/ate

Transformation of TensorFlow text classification models into local interpretable models to explain the base model decisions via effects.

Primary LanguageJupyter Notebook

Approximate Text Explanation (ATE)

Transformation of TensorFlow text classification models into local interpretable models to explain the base model decisions via effects.

Related work and base for this idea:

Approximate Local Text Explanation (ALTE)

"Approximate Local Text Explanation" is based on the LIME method. The goal of the approach is the derivation of effects or influences of the input components (textual data) on the respective output (classification label). This is a local explanation procedure in which a single input data point is analyzed. The components of this input data point (token) are activated or deactivated by permutations of a binary vector of the same size as the number of components of the input data point. All permutations are classified by the original classification model and stored in a meta dataset. This meta dataset is then used to train a linear classification model, thus linearly approximating the original classification function. Since the computation of all permutations of the components of the input data point is very computationally expensive, the permutation upper bound, the permutation repetitions and the epochs of the linear model can be defined via configuration parameters. In addition, the permutation process is iteratively repeated and the permutations are randomized, which also makes it possible to refine the linear model in the long run.

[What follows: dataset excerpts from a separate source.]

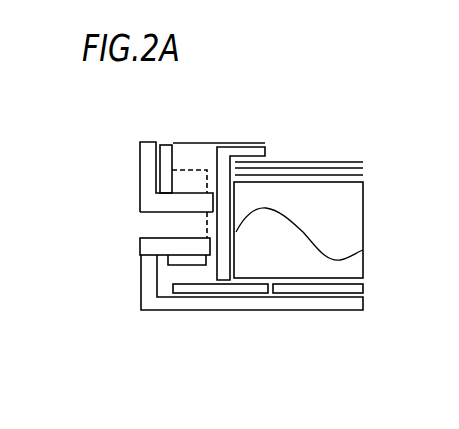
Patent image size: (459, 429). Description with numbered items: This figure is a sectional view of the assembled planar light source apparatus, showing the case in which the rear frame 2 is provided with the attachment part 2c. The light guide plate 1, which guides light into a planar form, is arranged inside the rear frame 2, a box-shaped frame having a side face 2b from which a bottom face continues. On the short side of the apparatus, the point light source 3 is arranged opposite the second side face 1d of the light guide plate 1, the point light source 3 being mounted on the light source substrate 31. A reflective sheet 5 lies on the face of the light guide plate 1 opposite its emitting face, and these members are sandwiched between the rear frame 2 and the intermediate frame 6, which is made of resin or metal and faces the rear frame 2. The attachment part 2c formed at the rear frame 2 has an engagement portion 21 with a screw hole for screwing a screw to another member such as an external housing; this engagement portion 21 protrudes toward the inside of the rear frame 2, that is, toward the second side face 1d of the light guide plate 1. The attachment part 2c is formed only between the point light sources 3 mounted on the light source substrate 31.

The light guide plate 1 is at (327, 195).
The second side face 1d is at (363, 250).
The rear frame 2 is at (143, 308).
The side face 2b is at (143, 146).
The attachment part 2c is at (140, 218).
The point light source 3 is at (178, 260).
The engagement portion 21 is at (180, 243).
The light source substrate 31 is at (170, 147).
The reflective sheet 5 is at (318, 292).
The intermediate frame 6 is at (254, 148).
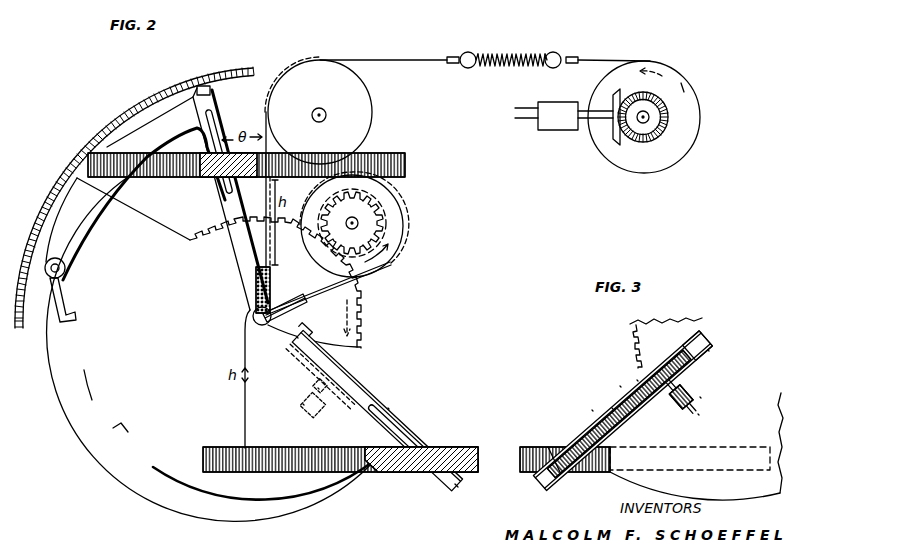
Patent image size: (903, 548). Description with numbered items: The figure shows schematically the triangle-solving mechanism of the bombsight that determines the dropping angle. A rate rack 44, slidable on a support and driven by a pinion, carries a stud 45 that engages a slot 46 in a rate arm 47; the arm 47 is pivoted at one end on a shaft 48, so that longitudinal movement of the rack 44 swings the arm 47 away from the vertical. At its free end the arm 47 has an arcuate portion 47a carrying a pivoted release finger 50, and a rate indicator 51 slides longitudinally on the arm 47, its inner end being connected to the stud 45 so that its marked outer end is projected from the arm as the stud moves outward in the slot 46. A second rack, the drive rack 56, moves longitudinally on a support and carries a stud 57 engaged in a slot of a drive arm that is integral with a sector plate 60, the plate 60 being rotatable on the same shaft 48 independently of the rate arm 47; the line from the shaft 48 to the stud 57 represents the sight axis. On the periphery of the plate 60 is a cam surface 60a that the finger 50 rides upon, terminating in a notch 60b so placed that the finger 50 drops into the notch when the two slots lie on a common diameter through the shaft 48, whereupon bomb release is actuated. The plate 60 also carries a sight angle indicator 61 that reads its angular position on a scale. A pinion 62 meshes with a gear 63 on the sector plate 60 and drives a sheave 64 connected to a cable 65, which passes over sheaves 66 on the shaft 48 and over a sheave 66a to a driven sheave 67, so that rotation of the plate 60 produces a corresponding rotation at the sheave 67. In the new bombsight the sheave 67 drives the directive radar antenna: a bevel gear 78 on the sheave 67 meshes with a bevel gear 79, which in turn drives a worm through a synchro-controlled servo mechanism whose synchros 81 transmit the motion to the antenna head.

In FIG. 2, the rack 44 is at (405, 160).
In FIG. 2, the stud 45 is at (213, 177).
In FIG. 2, the slot 46 is at (220, 128).
In FIG. 2, the rate arm 47 is at (233, 205).
In FIG. 2, the arcuate portion 47a is at (72, 212).
In FIG. 2, the shaft 48 is at (353, 347).
In FIG. 2, the release finger 50 is at (62, 307).
In FIG. 2, the rate indicator 51 is at (205, 86).
In FIG. 2, the drive rack 56 is at (323, 473).
In FIG. 3, the drive rack 56 is at (588, 472).
In FIG. 2, the stud 57 is at (437, 474).
In FIG. 3, the stud 57 is at (550, 447).
In FIG. 2, the sector plate 60 is at (237, 485).
In FIG. 3, the sector plate 60 is at (657, 472).
In FIG. 2, the cam surface 60a is at (88, 387).
In FIG. 2, the notch 60b is at (125, 435).
In FIG. 2, the sight angle indicator 61 is at (62, 167).
In FIG. 2, the pinion 62 is at (376, 228).
In FIG. 2, the gear 63 is at (362, 297).
In FIG. 3, the gear 63 is at (632, 330).
In FIG. 2, the sheave 64 is at (397, 208).
In FIG. 2, the cable 65 is at (423, 62).
In FIG. 2, the sheaves 66 is at (273, 307).
In FIG. 2, the sheave 66a is at (327, 70).
In FIG. 2, the driven sheave 67 is at (690, 104).
In FIG. 2, the bevel gear 78 is at (642, 130).
In FIG. 2, the bevel gear 79 is at (615, 136).
In FIG. 2, the synchros 81 is at (560, 122).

Approximate Global Text Explanation (AGTE)

"Approximate Global Text Explanation" is also based on the LIME method. The goal of the approach is to infer effects or influences of the input components (textual data) of all input data points in the data set on the respective output (classification label). This is a global explanation procedure in which the effects of all input data points are analyzed. AGTE uses the approach of ALTE for this and extends it with an N-fold execution. Accordingly, several linear models are trained which represent the original classification function at different points. The more data points exist and the more computational capacity is available (i.e. the more permutations can be calculated and classified), the better the approximation of the original model. In addition, a pipeline is implemented, with the help of which the effect representation (token and its effect on certain classes) can be converted into a decision rule set (DecisionTree).

How to use?

The project contains two Jupyter notebooks in the tutorials folder, which are used to illustrate the concepts of Approximate Local Text Explanation (ALTE) and Approximate Global Text Explanation (AGTE) using the IMDb Movie Review dataset.